Damit ist auch klar: Diese Reform ist keine Niederlage für den Verbraucherschutz, sondern eine Chance, endlich fairen Ausgleich zu schaffen. Verbraucherinnen und Verbraucher behalten ihr starkes Widerrufsrecht. Gleichzeitig werden alle Beteiligten vor den Folgen endloser Rechtsstreitigkeiten geschützt.
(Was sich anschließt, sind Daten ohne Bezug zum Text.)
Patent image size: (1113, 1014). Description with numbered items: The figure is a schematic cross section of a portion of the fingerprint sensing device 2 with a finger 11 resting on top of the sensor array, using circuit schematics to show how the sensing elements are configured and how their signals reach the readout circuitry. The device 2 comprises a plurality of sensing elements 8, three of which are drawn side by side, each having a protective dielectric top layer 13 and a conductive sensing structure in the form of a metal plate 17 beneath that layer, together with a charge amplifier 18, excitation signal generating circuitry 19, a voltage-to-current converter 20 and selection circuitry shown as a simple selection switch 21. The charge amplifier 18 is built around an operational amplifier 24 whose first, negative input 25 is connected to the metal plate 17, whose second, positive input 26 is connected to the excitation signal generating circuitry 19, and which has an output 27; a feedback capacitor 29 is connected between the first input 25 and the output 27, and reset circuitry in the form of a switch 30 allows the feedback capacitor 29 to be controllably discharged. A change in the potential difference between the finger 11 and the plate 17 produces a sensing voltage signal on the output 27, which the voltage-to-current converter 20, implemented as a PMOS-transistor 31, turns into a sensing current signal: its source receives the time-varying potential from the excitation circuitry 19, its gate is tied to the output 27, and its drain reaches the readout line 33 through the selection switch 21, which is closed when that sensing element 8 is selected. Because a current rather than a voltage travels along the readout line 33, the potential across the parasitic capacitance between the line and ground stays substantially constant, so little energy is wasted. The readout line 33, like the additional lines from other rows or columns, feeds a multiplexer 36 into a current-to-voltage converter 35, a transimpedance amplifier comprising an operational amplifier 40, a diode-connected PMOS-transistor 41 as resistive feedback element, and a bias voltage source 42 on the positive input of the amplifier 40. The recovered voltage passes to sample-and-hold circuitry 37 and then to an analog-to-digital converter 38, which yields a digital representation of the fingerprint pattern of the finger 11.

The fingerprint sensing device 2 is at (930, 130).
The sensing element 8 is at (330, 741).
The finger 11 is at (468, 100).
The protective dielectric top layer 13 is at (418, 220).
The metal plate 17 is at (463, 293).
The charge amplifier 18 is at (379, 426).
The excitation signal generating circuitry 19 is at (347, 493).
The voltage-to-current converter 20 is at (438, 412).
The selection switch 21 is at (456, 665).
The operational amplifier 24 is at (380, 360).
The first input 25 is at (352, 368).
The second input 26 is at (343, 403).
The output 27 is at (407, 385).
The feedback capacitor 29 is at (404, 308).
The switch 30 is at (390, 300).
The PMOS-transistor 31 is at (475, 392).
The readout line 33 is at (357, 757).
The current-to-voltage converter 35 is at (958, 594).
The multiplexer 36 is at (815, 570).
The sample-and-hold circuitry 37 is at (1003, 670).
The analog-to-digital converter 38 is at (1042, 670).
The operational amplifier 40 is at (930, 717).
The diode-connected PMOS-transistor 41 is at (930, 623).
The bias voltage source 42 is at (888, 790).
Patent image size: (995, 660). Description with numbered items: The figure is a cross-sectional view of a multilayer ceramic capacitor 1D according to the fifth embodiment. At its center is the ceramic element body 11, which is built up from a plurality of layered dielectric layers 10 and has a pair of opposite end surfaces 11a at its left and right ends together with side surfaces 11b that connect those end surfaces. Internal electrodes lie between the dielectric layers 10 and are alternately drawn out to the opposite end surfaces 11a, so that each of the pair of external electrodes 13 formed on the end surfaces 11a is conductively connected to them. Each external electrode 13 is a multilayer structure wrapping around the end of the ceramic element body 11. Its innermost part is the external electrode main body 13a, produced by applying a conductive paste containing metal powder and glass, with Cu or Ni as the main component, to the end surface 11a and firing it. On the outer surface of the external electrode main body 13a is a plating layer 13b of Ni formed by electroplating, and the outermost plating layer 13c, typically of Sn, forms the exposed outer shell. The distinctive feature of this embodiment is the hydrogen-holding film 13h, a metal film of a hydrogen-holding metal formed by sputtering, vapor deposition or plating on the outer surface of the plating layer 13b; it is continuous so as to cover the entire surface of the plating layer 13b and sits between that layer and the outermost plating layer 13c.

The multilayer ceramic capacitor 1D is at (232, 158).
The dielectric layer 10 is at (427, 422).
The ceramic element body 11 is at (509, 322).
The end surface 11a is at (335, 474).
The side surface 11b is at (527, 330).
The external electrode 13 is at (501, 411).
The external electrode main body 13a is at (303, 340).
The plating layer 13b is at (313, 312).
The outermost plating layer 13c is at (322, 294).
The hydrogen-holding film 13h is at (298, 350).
Denn Rechtssicherheit ist selbst Verbraucherschutz: Wer für seine Altersvorsorge jahrzehntelang plant, braucht die Gewissheit, dass Verträge nicht durch formale Spitzfindigkeiten noch nach Jahren ins Wanken geraten.
Also: Die geplante Reform schwächt Verbraucherrechte nicht. Im Gegenteil – sie könnte Verbraucher und Branche gleichermaßen stärken, wenn der Gesetzgeber den Mut zu klaren Grenzen hat. Halbherzige Lösungen dagegen helfen niemandem, außer vielleicht den Prozessanwälten. Wer Vertrauen in die private Altersvorsorge will, muss für Eindeutigkeit sorgen – im Interesse aller Verbraucherinnen und Verbraucher.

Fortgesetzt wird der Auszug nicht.